ハキダメ

ダメ人間の妄想の掃き溜め

存在するものすべてが媒介(ss)

角飛の宝箱のようなすてきサイト「immortality」きた様の記事に刺激されて、角都の自/慰/話を書いてみました。きた様、いつも楽しいイメージをありがとうございます^^



飛段が角都の右側を歩いているとき、二人はだいたい一、二メートルほど離れている。
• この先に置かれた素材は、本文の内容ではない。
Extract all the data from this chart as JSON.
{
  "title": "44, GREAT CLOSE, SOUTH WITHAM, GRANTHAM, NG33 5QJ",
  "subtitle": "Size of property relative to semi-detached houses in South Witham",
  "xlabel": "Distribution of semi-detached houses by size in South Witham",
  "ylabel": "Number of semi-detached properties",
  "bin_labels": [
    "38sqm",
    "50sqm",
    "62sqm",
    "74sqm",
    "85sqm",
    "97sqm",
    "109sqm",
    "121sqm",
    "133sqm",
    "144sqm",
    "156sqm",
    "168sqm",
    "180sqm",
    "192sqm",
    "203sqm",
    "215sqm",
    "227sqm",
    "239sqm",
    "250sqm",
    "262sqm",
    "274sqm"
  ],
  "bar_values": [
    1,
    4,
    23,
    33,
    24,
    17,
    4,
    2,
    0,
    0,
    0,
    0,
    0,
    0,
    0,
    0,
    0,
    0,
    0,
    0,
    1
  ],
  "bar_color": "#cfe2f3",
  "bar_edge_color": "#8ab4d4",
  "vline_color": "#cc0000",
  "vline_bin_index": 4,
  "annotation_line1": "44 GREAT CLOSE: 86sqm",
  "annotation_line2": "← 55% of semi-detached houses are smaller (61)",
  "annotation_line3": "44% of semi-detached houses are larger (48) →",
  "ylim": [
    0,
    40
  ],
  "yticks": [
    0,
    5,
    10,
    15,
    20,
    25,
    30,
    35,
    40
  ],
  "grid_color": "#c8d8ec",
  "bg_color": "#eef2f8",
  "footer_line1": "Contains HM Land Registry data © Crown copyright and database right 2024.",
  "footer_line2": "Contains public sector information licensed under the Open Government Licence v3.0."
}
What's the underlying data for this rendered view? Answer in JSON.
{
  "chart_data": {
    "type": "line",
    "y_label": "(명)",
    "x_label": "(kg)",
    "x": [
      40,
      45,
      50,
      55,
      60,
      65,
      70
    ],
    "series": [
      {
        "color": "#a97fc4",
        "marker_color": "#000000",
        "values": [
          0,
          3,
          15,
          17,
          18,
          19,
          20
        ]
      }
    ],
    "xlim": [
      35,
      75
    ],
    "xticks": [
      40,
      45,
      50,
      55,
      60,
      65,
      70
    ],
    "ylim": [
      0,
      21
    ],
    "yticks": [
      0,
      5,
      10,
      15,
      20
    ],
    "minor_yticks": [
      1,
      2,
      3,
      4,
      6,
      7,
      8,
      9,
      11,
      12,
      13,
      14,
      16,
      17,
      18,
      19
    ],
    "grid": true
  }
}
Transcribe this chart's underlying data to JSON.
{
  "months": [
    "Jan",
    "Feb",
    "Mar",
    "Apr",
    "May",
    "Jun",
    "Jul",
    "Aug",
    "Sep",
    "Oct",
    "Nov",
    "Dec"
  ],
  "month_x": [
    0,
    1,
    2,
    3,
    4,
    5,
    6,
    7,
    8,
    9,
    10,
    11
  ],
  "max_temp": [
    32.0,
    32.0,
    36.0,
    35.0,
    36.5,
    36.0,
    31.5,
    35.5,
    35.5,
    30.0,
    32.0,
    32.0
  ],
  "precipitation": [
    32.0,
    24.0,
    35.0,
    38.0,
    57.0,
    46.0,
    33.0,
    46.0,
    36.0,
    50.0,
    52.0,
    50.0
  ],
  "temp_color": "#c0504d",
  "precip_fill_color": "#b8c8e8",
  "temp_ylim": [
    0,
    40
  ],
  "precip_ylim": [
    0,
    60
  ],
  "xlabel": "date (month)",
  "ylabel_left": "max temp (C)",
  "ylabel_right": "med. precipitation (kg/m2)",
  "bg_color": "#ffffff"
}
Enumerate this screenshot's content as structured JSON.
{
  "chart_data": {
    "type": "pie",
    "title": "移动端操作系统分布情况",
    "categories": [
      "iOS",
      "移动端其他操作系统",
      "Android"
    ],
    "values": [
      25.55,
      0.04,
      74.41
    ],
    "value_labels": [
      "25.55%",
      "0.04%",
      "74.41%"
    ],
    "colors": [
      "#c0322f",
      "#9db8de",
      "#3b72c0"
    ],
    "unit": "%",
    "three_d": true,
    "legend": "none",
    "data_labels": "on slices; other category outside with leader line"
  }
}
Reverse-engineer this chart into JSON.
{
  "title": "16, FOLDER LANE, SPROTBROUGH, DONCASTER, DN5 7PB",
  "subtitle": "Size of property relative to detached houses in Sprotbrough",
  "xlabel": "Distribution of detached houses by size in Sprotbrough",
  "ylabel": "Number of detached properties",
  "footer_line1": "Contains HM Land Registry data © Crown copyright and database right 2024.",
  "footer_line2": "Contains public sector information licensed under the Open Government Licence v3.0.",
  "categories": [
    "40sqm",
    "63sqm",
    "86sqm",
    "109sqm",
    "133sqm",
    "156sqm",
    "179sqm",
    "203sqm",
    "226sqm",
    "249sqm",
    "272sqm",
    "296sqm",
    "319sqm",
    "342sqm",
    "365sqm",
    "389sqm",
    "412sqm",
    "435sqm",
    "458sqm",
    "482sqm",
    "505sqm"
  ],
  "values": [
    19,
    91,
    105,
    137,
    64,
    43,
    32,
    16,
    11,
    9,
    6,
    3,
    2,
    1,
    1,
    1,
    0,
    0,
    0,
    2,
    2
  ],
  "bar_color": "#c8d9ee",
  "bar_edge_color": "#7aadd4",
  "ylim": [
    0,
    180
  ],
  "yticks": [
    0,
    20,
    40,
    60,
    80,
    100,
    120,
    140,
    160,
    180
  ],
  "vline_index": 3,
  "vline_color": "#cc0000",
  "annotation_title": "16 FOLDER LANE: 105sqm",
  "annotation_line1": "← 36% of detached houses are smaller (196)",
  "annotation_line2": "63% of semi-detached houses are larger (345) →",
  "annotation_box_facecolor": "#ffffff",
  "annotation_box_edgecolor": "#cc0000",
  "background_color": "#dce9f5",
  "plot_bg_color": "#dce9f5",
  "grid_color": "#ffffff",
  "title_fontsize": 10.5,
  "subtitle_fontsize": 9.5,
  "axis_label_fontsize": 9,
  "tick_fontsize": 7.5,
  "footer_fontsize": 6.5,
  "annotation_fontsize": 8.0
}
戦うときその距離は定まらず、単独任務の際にははかり知れないほどの遠さとなる。しかし対象となる相手がいなければそもそも距離は生じない。相棒の不在に無聊をふくらませていた角都はふとそのことに思い当たり、椅子から立ち上がってアジトの上階へ移動し、露台へ出る。夕暮れの空に蝙蝠が舞う。神経のようにぐちゃぐちゃと絡み合って伸びていく電線、野良犬が足早に行き過ぎる路地。これらの延長に飛段がいるのだ。野営の準備をしているころかもしれない。汗になったコートを干してしょっぱい体をぼりぼり掻いている相棒を思い浮かべ、角都は藍と橙が層をなす空に向けて一物をこすりあげ、放つ。足元から強く吹き上げる風が、放ったものを巻き上げる。飛段がこの世に存在する以上あれが上昇気流に乗って奴に届く確率はゼロではないのだ、と角都は朗らかに考える。いずれにせよ、隔てるものが繋げるものであるなら距離の長短に何の意味があろうか。